At least nine players in the field of about 200 are over 70. The oldest is 78-year-old Masood Mazhar of Pakistan, a full 65 years older than 13-year-old Chinese skateboarder Cui Chenxi who won gold on Wednesday.
There was an 89-year-old player five years ago at the games in Indonesia, but no octogenarians this time.
“You can play until you’re 100,” said 64-year-old Anal Shah, the coach and non-playing captain of the Indian women’s team.
“There’s no retirement age,” added Dr. Raheel Ahmed, a radiologist who manages the Pakistan team.
The average age of participants this time is about 50, and the youngest are 22-year-old Vidhya Patel of India and 23-year-old Chen Kuan-hsuan of Taiwan.
Chen said she started playing at eight, coerced by her mother, an elementary school teacher.
“She held summer vacation classes to teach students to play bridge,” Chen said. “So I was forced by her to learn bridge. I was very unhappy because I wanted to play over summer vacation. I tried to refuse her, but she was very strong.”
The bridge venue is set up on the 12th and 13th floors of a Hangzhou office building.
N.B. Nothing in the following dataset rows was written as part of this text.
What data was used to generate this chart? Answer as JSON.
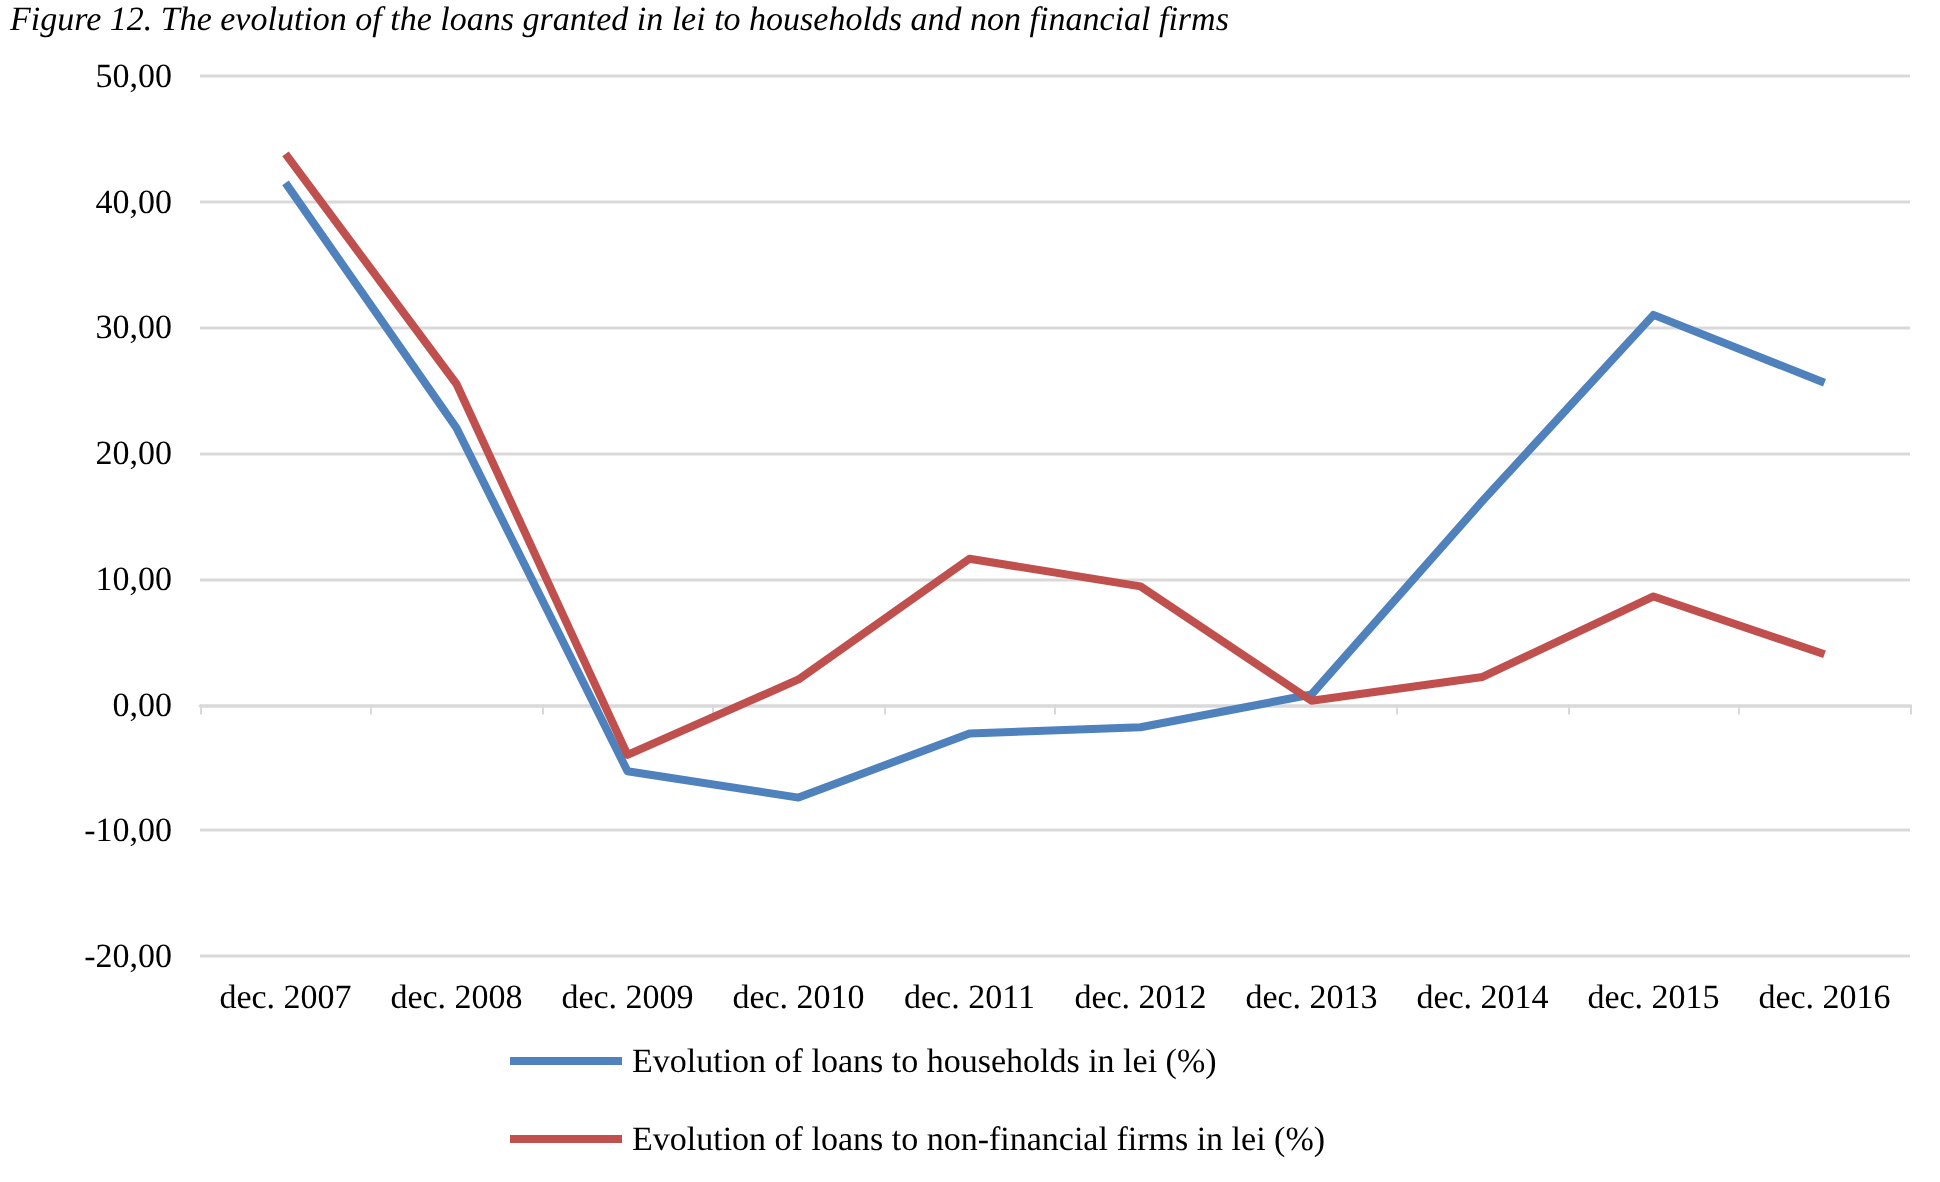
{
  "chart_data": {
    "type": "line",
    "title": "Figure 12. The evolution of the loans granted in lei to households and non financial firms",
    "categories": [
      "dec. 2007",
      "dec. 2008",
      "dec. 2009",
      "dec. 2010",
      "dec. 2011",
      "dec. 2012",
      "dec. 2013",
      "dec. 2014",
      "dec. 2015",
      "dec. 2016"
    ],
    "series": [
      {
        "name": "Evolution of loans to households in lei (%)",
        "color": "#4f81bd",
        "values": [
          41.5,
          22.0,
          -5.3,
          -7.4,
          -2.3,
          -1.8,
          0.8,
          16.2,
          31.0,
          25.6
        ]
      },
      {
        "name": "Evolution of loans to non-financial firms in lei (%)",
        "color": "#c0504d",
        "values": [
          43.8,
          25.5,
          -4.0,
          2.0,
          11.6,
          9.4,
          0.3,
          2.2,
          8.6,
          4.0
        ]
      }
    ],
    "ylim": [
      -20,
      50
    ],
    "yticks": [
      {
        "value": -20,
        "label": "-20,00"
      },
      {
        "value": -10,
        "label": "-10,00"
      },
      {
        "value": 0,
        "label": "0,00"
      },
      {
        "value": 10,
        "label": "10,00"
      },
      {
        "value": 20,
        "label": "20,00"
      },
      {
        "value": 30,
        "label": "30,00"
      },
      {
        "value": 40,
        "label": "40,00"
      },
      {
        "value": 50,
        "label": "50,00"
      }
    ],
    "grid": "y",
    "legend": "bottom",
    "marker": "none",
    "line_style": "solid"
  }
}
A nearly silent atmosphere pervades the space. Four players each fill dozens of small tables — card-table size, of course. Many hold a fan-like spread of cards in one hand, and a few fiddle with reading glasses in the other.
Each table has a screen running diagonally — top and bottom — to keep players from passing signals to teammates. The game presents no language barriers, using universal terms from English like “no trump, slam, pass” and so forth.
Observers can watch the hands that are dealt — and how they are played — on large television screens filled with red and black symbols for spades, hearts, diamonds and clubs.
Ong said teams playing contract bridge have been known to — not in competitions — “kick, cough and stomp” to pass signals to teammates. Hence, the screens.
In addition to the aging players, Bridge also has an image problem, at least in parts of Asia.
“The general concept is India is that cards is gambling,” Shah said. “Bridge is cards, and cards is gambling. You have to convince parents that it’s an intellectual game. It improves your logical powers. It sharpens so many skills for the brain.”
Of course, bridge has nothing to do with poker or black jack and would be as out of place in a casino as Spain’s national festival of bullfighting might be in Bhutan.
The misconception also exists in Pakistan, a predominantly Muslim country where Dr. Ahmed said he uses a different pitch.
“We don’t have any muscles in the brain, but by playing bridge you can see you can build the mind muscle,” he said.
“I think 99.9% of our people don’t know what bridge is,” he added. “In Islam we don’t like betting so most of the people connect card games with betting. They laugh at me wearing a beard. They say he’s participating in such an event; a religious person playing a card game. Yes, I have to explain.”